Slater & Gordon’s share price continued to tumble in the wake of the Autumn Statement, with another 27% wiped off their value overnight, while National Accident Helpline has also taken a big hit on AIM.
The two listed UK alternative business structures with exposure to personal injury have fallen as well – albeit less precipitously – with Fairpoint saying it was “well positioned to take advantage of these market changes”.
National Accident Helpline, which was 390p on Wednesday morning, closed yesterday at 295p, a fall of 24%.
In a statement to the market, it highlighted its recent acquisitions of rehabilitation provider Bush & Company  and Fitzalan Partners , a conveyancing leads business, neither of which were impacted by the changes, it said.
“[These] have already diversified the group’s model and management will continue to consider further opportunities that are available in the market to continue this diversification.
“NAHL is the market leader in PI, has a robust business model and is well positioned to adapt to proposed regulatory changes, which it has done a number of times in the past.

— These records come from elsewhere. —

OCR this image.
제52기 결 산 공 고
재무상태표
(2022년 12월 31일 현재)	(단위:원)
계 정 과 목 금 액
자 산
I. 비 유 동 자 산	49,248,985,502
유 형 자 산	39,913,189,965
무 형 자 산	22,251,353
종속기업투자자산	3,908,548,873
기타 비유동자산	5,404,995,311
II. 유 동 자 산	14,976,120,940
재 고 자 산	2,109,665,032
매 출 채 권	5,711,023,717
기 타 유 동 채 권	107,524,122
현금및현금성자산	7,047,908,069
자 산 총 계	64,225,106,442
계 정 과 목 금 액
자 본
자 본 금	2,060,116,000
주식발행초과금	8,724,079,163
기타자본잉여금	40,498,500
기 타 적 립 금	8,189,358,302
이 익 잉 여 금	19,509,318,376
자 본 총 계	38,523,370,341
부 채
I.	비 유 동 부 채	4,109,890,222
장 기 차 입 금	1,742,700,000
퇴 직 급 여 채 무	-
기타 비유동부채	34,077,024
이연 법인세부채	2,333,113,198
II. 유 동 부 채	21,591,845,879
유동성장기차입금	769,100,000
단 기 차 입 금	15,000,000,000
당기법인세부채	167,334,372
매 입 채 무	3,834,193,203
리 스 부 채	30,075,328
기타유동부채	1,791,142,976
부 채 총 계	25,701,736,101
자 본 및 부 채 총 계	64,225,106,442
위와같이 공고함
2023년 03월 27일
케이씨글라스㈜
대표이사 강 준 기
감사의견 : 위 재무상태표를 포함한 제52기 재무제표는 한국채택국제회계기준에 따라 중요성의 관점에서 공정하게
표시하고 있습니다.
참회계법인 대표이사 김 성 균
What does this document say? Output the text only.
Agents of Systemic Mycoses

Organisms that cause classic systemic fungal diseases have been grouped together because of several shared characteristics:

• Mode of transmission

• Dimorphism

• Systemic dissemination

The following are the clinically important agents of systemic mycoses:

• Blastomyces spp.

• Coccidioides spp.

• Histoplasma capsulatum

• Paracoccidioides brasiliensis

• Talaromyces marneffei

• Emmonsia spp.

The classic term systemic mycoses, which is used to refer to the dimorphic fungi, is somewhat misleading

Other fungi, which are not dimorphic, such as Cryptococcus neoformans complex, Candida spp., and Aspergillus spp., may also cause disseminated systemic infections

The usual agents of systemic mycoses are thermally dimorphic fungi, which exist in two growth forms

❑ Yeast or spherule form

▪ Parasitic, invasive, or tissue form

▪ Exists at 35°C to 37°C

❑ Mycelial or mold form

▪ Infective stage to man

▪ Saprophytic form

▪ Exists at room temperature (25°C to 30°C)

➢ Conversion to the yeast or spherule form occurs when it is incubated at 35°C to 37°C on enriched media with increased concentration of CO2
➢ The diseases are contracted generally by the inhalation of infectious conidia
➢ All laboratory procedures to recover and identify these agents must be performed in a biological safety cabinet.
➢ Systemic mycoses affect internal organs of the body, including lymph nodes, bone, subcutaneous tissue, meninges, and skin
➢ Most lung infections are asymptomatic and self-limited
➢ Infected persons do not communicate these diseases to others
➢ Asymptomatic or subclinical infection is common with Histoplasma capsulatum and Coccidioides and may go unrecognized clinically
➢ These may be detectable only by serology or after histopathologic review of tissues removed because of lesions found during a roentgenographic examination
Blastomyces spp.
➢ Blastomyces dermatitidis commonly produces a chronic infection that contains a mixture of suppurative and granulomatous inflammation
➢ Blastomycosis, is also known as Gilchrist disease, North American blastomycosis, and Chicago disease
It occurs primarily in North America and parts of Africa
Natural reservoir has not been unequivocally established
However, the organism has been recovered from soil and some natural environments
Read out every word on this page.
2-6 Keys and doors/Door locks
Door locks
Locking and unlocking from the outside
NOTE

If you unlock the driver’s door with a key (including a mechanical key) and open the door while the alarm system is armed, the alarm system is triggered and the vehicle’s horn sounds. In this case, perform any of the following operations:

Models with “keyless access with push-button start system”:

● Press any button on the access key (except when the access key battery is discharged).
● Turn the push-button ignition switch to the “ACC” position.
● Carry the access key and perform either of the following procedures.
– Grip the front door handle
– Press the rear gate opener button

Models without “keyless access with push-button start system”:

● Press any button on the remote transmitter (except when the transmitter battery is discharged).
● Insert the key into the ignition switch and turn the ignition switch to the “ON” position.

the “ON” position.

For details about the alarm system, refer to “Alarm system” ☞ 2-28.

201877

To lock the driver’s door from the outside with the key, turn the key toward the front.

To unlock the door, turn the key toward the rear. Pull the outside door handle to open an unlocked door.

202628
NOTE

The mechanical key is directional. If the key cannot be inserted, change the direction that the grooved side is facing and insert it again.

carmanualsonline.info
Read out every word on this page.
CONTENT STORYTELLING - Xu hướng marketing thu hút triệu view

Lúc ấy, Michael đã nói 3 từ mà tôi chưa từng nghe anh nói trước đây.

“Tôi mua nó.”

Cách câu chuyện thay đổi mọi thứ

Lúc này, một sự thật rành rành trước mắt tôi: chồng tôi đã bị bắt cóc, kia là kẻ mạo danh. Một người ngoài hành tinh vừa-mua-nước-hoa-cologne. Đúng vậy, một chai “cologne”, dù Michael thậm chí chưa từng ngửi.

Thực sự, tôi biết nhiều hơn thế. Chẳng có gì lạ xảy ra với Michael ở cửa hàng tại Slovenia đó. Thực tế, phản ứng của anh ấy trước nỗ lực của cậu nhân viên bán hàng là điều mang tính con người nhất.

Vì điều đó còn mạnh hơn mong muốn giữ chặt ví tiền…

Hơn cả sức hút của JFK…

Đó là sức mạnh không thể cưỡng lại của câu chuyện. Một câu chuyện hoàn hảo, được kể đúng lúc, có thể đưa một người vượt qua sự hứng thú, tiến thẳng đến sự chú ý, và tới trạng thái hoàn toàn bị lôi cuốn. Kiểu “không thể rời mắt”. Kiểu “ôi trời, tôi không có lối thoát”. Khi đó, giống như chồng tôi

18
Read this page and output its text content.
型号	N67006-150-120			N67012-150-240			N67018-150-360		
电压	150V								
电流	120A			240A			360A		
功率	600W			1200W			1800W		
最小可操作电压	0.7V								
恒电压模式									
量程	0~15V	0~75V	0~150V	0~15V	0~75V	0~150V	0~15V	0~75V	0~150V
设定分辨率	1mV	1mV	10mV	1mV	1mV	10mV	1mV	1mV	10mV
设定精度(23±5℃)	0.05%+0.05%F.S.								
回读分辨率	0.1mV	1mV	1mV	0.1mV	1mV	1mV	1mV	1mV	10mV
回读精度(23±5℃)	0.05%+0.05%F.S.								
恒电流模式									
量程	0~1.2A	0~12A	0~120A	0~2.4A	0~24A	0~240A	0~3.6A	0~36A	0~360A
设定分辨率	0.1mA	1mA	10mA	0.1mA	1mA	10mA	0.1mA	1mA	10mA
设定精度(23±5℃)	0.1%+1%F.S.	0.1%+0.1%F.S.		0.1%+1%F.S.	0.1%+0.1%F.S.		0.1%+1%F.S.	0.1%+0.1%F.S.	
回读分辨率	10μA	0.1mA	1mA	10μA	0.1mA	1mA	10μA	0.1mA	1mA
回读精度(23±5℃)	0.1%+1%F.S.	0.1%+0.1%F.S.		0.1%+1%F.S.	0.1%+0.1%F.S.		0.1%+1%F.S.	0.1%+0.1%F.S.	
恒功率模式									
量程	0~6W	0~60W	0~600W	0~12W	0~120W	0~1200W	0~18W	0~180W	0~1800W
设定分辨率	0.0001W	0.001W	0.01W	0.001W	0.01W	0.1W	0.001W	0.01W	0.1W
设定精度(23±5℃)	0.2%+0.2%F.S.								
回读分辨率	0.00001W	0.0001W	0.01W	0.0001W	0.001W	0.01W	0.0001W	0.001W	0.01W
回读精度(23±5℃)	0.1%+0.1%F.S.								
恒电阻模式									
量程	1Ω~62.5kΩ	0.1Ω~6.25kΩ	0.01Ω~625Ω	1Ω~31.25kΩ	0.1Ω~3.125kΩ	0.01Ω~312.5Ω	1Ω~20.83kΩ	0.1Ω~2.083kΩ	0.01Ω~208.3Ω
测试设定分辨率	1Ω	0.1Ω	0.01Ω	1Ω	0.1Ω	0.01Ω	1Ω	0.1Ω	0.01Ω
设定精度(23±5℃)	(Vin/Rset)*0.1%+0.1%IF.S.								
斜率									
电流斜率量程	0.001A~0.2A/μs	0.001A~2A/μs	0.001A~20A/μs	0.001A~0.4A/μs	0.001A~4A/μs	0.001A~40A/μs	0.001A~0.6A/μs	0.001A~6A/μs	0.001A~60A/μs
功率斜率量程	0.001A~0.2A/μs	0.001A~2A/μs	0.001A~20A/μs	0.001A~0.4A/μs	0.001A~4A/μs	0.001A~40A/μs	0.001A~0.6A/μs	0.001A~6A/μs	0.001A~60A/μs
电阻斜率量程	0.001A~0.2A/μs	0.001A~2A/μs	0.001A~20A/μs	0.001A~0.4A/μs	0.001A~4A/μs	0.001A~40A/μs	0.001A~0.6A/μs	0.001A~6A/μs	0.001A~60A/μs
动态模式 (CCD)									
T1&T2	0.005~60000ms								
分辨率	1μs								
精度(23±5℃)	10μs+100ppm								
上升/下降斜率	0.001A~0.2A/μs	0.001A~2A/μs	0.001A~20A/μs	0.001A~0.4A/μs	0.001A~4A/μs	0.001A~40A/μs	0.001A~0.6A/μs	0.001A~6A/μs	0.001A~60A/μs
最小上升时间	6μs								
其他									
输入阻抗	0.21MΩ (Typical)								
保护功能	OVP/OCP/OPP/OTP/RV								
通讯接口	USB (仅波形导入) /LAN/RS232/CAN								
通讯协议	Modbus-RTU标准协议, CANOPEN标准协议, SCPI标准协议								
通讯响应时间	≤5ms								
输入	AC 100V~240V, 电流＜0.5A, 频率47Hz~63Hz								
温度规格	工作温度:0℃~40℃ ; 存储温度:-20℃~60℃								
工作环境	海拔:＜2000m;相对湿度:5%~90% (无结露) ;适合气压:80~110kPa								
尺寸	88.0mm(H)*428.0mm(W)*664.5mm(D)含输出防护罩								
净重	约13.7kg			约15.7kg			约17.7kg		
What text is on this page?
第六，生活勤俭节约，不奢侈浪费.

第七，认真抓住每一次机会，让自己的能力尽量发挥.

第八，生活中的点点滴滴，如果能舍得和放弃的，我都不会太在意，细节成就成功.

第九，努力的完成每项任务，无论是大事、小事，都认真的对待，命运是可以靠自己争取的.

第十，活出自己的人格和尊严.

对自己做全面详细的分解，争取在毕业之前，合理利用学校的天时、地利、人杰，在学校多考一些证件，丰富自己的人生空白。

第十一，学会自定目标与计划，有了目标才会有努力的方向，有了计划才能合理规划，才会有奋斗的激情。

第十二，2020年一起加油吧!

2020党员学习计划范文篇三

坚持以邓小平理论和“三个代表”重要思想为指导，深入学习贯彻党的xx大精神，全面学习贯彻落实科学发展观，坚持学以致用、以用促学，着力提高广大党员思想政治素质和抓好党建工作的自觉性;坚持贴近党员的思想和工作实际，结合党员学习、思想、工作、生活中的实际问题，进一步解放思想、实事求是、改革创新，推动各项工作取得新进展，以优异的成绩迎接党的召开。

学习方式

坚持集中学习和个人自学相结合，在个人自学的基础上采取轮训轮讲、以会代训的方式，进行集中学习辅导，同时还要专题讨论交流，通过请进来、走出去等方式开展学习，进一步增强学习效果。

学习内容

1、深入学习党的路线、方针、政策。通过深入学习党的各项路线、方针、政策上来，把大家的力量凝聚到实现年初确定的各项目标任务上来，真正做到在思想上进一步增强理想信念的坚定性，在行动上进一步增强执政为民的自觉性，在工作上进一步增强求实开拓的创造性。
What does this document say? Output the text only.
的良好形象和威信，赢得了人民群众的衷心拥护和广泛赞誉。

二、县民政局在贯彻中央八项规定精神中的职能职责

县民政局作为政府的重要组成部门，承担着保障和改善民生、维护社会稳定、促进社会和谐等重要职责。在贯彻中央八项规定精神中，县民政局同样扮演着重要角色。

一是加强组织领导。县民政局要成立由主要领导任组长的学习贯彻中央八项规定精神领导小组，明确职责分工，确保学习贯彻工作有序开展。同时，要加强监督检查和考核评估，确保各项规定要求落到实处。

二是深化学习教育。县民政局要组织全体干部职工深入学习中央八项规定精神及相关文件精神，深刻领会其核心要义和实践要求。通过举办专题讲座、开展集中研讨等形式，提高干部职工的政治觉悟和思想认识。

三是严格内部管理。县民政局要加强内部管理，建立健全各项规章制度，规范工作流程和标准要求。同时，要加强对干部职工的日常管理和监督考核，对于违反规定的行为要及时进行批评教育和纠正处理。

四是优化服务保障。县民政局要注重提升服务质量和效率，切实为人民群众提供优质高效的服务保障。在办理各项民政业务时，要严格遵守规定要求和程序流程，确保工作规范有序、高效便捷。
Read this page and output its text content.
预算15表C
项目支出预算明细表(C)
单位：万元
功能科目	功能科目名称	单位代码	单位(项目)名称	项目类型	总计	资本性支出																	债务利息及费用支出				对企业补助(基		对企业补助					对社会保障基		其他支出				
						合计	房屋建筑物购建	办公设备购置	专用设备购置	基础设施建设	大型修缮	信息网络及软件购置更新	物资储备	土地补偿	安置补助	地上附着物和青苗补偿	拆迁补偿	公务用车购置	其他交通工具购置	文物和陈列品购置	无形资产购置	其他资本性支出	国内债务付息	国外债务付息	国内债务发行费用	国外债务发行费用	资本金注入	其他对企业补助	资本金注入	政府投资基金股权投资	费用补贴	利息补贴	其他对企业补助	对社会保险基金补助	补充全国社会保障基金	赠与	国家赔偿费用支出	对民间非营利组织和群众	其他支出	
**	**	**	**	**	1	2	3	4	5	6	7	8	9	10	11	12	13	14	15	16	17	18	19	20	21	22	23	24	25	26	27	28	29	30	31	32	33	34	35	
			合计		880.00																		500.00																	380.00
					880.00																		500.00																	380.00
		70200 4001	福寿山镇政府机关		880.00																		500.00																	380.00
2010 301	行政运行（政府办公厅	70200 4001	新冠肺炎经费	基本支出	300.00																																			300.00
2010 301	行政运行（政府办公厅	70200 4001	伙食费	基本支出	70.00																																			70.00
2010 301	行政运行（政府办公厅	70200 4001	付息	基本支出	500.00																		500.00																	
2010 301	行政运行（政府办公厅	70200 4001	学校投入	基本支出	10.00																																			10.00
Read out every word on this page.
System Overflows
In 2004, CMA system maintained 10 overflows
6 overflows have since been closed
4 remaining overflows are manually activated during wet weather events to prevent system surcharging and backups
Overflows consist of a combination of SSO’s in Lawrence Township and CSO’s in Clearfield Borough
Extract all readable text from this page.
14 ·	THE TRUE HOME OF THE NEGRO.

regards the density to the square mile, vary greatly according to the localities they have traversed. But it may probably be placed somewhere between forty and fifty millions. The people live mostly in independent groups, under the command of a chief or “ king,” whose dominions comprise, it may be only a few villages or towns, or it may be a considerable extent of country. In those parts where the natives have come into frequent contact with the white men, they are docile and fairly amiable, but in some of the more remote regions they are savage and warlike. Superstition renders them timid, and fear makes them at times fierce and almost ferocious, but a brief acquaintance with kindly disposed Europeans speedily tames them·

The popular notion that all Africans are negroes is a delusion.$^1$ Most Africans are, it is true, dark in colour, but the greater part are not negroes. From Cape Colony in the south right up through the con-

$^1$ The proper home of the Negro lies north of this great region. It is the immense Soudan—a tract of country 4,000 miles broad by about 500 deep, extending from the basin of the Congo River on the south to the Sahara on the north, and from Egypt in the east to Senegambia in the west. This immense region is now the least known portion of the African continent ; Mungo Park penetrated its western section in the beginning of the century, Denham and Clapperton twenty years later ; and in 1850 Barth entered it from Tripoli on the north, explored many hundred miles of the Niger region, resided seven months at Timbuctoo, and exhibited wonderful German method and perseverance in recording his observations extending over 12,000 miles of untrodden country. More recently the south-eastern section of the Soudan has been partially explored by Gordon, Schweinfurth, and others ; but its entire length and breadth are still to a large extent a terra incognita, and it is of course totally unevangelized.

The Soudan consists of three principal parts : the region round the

“There will remain a significant market for claims valued below £5,000 and the group’s PI subsidiary, National Accident Helpline, is ideally positioned to assist consumers in processing those claims going forward.
“There may be potential to further accelerate industry consolidation meaning that more competitors are removed from the market, leaving NAHL in a stronger position to grow its market share with higher-value claim enquiries.”
Slater’s drop is on top of an initial 50% fall . The Australian-listed law firm stock is now priced at an all-time low of A$0.69, having started the week on A$2.65 and been nearly A$8 earlier this year.
According to the Sydney Morning Herald, the company’s market capitalisation is now about A$244m (£117m), down from A$944m last Friday, and well off its peak of A$2.7bn in June.
The initial blow was caused by last Friday’s announcement that the firm was likely to miss its cash flow target, but the personal injury reforms announced by Chancellor George Osborne have sent the shares into freefall.
Slater & Gordon told the stock exchange yesterday that the reforms would not have an impact on its forecasts for its 2016 financial year, which ends on 30 June 2016, but analysts are expecting them to take a heavy toll thereafter.
Deutsche Bank analyst Dominic Rose was quoted in The Australian newspaper as saying that a “bear case” scenario would see the reforms wipe out 27% of Slater & Gordon earnings before interest, tax, depreciation, amortisation and write-offs.
The Sydney Morning Herald said Macquarie researchers were concerned about the level of company debt. They said: “The proposals put forward, if implemented, would in our view have a significant impact on the earnings generation capability of the UK operations.
“With over A$650m net debt [taken on to fund the acquisition of Quindell’s professional services division], Slater & Gordon’s balance sheet position in our view does not afford much flexibility to withstand a significant earnings hit.”
However, Morgans analyst Alexandra Clarke told The Australian that while the announcement created uncertainty, the firm “has proven over the years its ability to adapt and benefit from legislative change”.
The Australian Financial Review, meanwhile, reported: “It is believed the company’s banks remain firmly behind the company.”
The two AIM-listed UK alternative business structures in the personal injury market have seen their shares fall too.
Redde, the accident management company that owns NewLaw Solicitors, has gone from 168p ahead of the Autumn Statement to a low of 139p this morning, but at the time of writing (2pm) had rallied to 153p.
In a statement to the market, Redde warned that “a broad brush approach” to reduce insurance fraud that would also “prevent genuine claimants seeking rightful redress would meet with resistance from many champions of consumer rights”.
It continued: “Redde, through its legal firm NewLaw, represents genuine claimants who have suffered significant injuries, pain and suffering and have a legitimate right to make a claim. Redde supports the efforts of insurers to eliminate fraud and notes that the majority of the cases handled by NewLaw are handled on behalf of insurers and brokers.
“Redde notes that at this stage none of the detail of any proposals will be known until full consultation has taken place and believes that to achieve the government’s stated aims there would need to numerous fundamental, time-consuming, far-reaching legislative changes.
“Redde further notes that the activities of the group which would be covered by legislation of the sort proposed by the Chancellor contribute less than 2.5% of the group’s revenue.”
Fairpoint, which owns Simpson Millar and Colemans-ctts, was 190p on Wednesday morning, but is trading at 175p this afternoon, up on the day.
In a statement to the market, it said: “The notion of extending the small claims limit has been a topic of debate for some time and following the acquisition of Colemans LLP and its class-leading legal processing centre in August 2015, the group has an operational capability designed specifically in anticipation of such changes.
“As such the group is well positioned to take advantage of these market changes.”
A petition calling for to maintain the small claims limit at £1,000 has been started on the government’s petition website here . At the time of writing, it had 7,740 signatures, and needs 10,000 to trigger a government response and 100,000 to make it eligible for a parliamentary debate.